In time, some other man would win her heart without requiring her to give up the Five and Dime.

As Will strode toward the Hampdens’ store, Jonesey waved at him from across the street. His jolly, clear face was at least something sunshiny this week. Storm clouds had rolled in within hours of Axel’s death and lingered for days. No rain had fallen since he’d awoken, but the sky appeared grayer than normal for five in the afternoon.
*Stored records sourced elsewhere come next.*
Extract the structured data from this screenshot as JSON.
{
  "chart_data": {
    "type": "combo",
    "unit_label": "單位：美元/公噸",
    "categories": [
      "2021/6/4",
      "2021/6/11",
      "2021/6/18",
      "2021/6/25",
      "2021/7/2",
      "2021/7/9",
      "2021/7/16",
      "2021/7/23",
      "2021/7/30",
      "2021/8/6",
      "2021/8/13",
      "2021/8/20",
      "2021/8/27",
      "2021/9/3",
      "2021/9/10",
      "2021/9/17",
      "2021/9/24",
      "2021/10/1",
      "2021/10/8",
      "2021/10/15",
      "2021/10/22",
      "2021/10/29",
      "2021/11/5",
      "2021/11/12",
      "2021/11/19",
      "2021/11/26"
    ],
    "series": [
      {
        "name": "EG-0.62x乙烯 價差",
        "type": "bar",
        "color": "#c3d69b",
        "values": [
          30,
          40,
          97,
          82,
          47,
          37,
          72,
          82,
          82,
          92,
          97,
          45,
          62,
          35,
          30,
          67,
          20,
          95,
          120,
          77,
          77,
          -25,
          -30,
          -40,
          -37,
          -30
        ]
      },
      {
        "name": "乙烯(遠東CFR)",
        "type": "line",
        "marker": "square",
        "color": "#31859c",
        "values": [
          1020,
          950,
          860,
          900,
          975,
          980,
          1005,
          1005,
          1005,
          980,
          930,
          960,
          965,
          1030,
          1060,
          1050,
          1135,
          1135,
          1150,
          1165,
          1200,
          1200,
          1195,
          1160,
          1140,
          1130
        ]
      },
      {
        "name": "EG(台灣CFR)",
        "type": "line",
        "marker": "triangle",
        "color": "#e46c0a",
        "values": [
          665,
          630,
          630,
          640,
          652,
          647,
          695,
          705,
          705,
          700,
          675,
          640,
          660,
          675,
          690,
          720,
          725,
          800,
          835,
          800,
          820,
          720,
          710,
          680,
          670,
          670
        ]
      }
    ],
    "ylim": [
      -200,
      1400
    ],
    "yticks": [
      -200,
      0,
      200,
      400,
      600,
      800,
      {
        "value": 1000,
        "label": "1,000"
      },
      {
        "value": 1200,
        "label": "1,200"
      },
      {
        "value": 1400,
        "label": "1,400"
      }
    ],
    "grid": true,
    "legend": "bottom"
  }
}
“Think the rain will stay away for the Millers’ charity dance?” Jonesey bounded up onto the sidewalk.

“Clouds seem to be breaking up out east.” He didn’t care if the rain stayed away or not. Watching Eliza glide in and out of the arms of eligible men would be nothing short of torture. He wasn’t going to the dance.

“I’m sorry about Axel.” Jonesey looked to the Hampdens’ second-story windows. “And the baby.”
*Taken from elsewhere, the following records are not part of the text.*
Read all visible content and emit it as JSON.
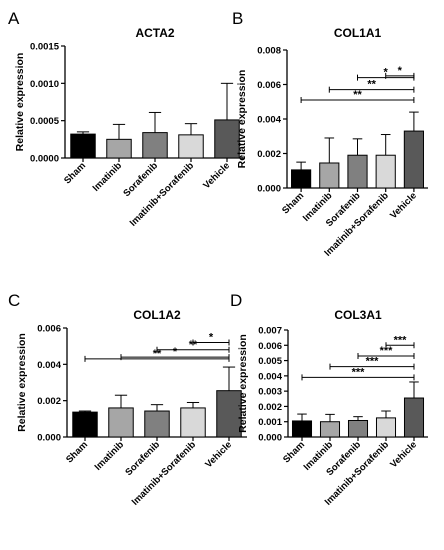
{
  "chart_data": [
    {
      "panel": "A",
      "type": "bar",
      "title": "ACTA2",
      "ylabel": "Relative expression",
      "ylim": [
        0,
        0.0015
      ],
      "yticks": [
        "0.0000",
        "0.0005",
        "0.0010",
        "0.0015"
      ],
      "ytick_values": [
        0,
        0.0005,
        0.001,
        0.0015
      ],
      "categories": [
        "Sham",
        "Imatinib",
        "Sorafenib",
        "Imatinib+Sorafenib",
        "Vehicle"
      ],
      "values": [
        0.00032,
        0.00025,
        0.00034,
        0.00031,
        0.00051
      ],
      "errors": [
        3e-05,
        0.0002,
        0.00027,
        0.00015,
        0.00049
      ],
      "significance": []
    },
    {
      "panel": "B",
      "type": "bar",
      "title": "COL1A1",
      "ylabel": "Relative expression",
      "ylim": [
        0,
        0.008
      ],
      "yticks": [
        "0.000",
        "0.002",
        "0.004",
        "0.006",
        "0.008"
      ],
      "ytick_values": [
        0,
        0.002,
        0.004,
        0.006,
        0.008
      ],
      "categories": [
        "Sham",
        "Imatinib",
        "Sorafenib",
        "Imatinib+Sorafenib",
        "Vehicle"
      ],
      "values": [
        0.00105,
        0.00145,
        0.0019,
        0.0019,
        0.0033
      ],
      "errors": [
        0.00045,
        0.00145,
        0.00095,
        0.0012,
        0.0011
      ],
      "significance": [
        {
          "from": 3,
          "to": 4,
          "y": 0.0065,
          "label": "*"
        },
        {
          "from": 2,
          "to": 4,
          "y": 0.0064,
          "label": "*"
        },
        {
          "from": 1,
          "to": 4,
          "y": 0.0057,
          "label": "**"
        },
        {
          "from": 0,
          "to": 4,
          "y": 0.0051,
          "label": "**"
        }
      ]
    },
    {
      "panel": "C",
      "type": "bar",
      "title": "COL1A2",
      "ylabel": "Relative expression",
      "ylim": [
        0,
        0.006
      ],
      "yticks": [
        "0.000",
        "0.002",
        "0.004",
        "0.006"
      ],
      "ytick_values": [
        0,
        0.002,
        0.004,
        0.006
      ],
      "categories": [
        "Sham",
        "Imatinib",
        "Sorafenib",
        "Imatinib+Sorafenib",
        "Vehicle"
      ],
      "values": [
        0.00137,
        0.0016,
        0.00143,
        0.0016,
        0.00255
      ],
      "errors": [
        6e-05,
        0.0007,
        0.00035,
        0.0003,
        0.0013
      ],
      "significance": [
        {
          "from": 3,
          "to": 4,
          "y": 0.0052,
          "label": "*"
        },
        {
          "from": 2,
          "to": 4,
          "y": 0.0048,
          "label": "**"
        },
        {
          "from": 1,
          "to": 4,
          "y": 0.0044,
          "label": "*"
        },
        {
          "from": 0,
          "to": 4,
          "y": 0.0043,
          "label": "**"
        }
      ]
    },
    {
      "panel": "D",
      "type": "bar",
      "title": "COL3A1",
      "ylabel": "Relative expression",
      "ylim": [
        0,
        0.007
      ],
      "yticks": [
        "0.000",
        "0.001",
        "0.002",
        "0.003",
        "0.004",
        "0.005",
        "0.006",
        "0.007"
      ],
      "ytick_values": [
        0,
        0.001,
        0.002,
        0.003,
        0.004,
        0.005,
        0.006,
        0.007
      ],
      "categories": [
        "Sham",
        "Imatinib",
        "Sorafenib",
        "Imatinib+Sorafenib",
        "Vehicle"
      ],
      "values": [
        0.00105,
        0.001,
        0.00108,
        0.00125,
        0.00255
      ],
      "errors": [
        0.00045,
        0.00048,
        0.00025,
        0.00045,
        0.00105
      ],
      "significance": [
        {
          "from": 3,
          "to": 4,
          "y": 0.006,
          "label": "***"
        },
        {
          "from": 2,
          "to": 4,
          "y": 0.0053,
          "label": "***"
        },
        {
          "from": 1,
          "to": 4,
          "y": 0.0046,
          "label": "***"
        },
        {
          "from": 0,
          "to": 4,
          "y": 0.0039,
          "label": "***"
        }
      ]
    }
  ],
  "bar_colors": [
    "#000000",
    "#a6a6a6",
    "#808080",
    "#d9d9d9",
    "#595959"
  ]
}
What could he say? Sympathy for him wasn’t necessary.

“I hear you’re leaving soon?”

Will nodded.

“Then I’m glad I caught you before you left.” Jonesey shoved his hands into his back pockets. “I wanted to tell you that you were right.”

He snorted. “Now, that would make my mother’s day, but I have no idea what you’re talking about.”

“The medicine and God stuff. I’ll be going to church on Sunday.”

“Good.” He slapped Jonesey on the back. “Hope you keep going.”

“I’ll find someone to drag me in if I don’t.” He scuffed his boot on the wooden planks. “I didn’t want to admit my failures to you, let alone God. I blamed Lucinda for everything without repenting of my own sins. Stupid, eh?”

Will only smiled. Jonesey didn’t need to hear his answer.

“Just wish I hadn’t taken so long to admit medicine wouldn’t fix my soul.”

“Don’t be so hard on yourself.” Will jiggled his shoulder. “You figured things out.”

“Everyone else in my life has turned their back on me, except you.” Jonesey’s shoulders slacked. “You worked a miracle, so I thought I’d ask you to pray for another.”

“I’m obviously not responsible for miracles, but I can pray.”

Jonesey swallowed but looked away. “I want my wife back.”

“That would be a miracle.” Hadn’t Jonesey said he didn’t know where Lucinda was? She’d been gone for six years. She could be dead and he’d never know.

“At least I want her to write me, so I can ask her forgiveness, but if she refuses to forgive me, can you pray I don’t retreat from life again?” Jonesey scratched at the hair behind his ear. “If you hadn’t checked on me every now and then over these past six years . . . I might’ve ended everything.”

He’d been suicidal? How had he missed that? He should have paid more attention. “I’m relieved you didn’t.”

“I didn’t because I knew you’d care.” Jonesey cleared his throat.
“The other doctors abandoned me once they realized the problems were all in my head.” He glanced at the store’s upstairs apartment again. “I bet you’re the only one checking on Mrs. Hampden.”

Will shrugged. A doctor ought to follow up on his patients.

“God knows the Hampdens need you, as much as I needed you.” He smiled. “Just wanted to tell you thanks.”

“You’re welcome, and I’ll certainly pray for you.”

“Good luck out west.” Jonesey shook his hand, then whistled as he walked away.

Will stared at his retreating back. Something he’d done had saved a life? Maybe not in the normal doctor way, but saving someone from suicide had to count for something. He looked at the windows above the Hampdens’ store. Was that why he felt compelled to come here daily despite having nothing medically worth checking on—was Kathleen feeling that low?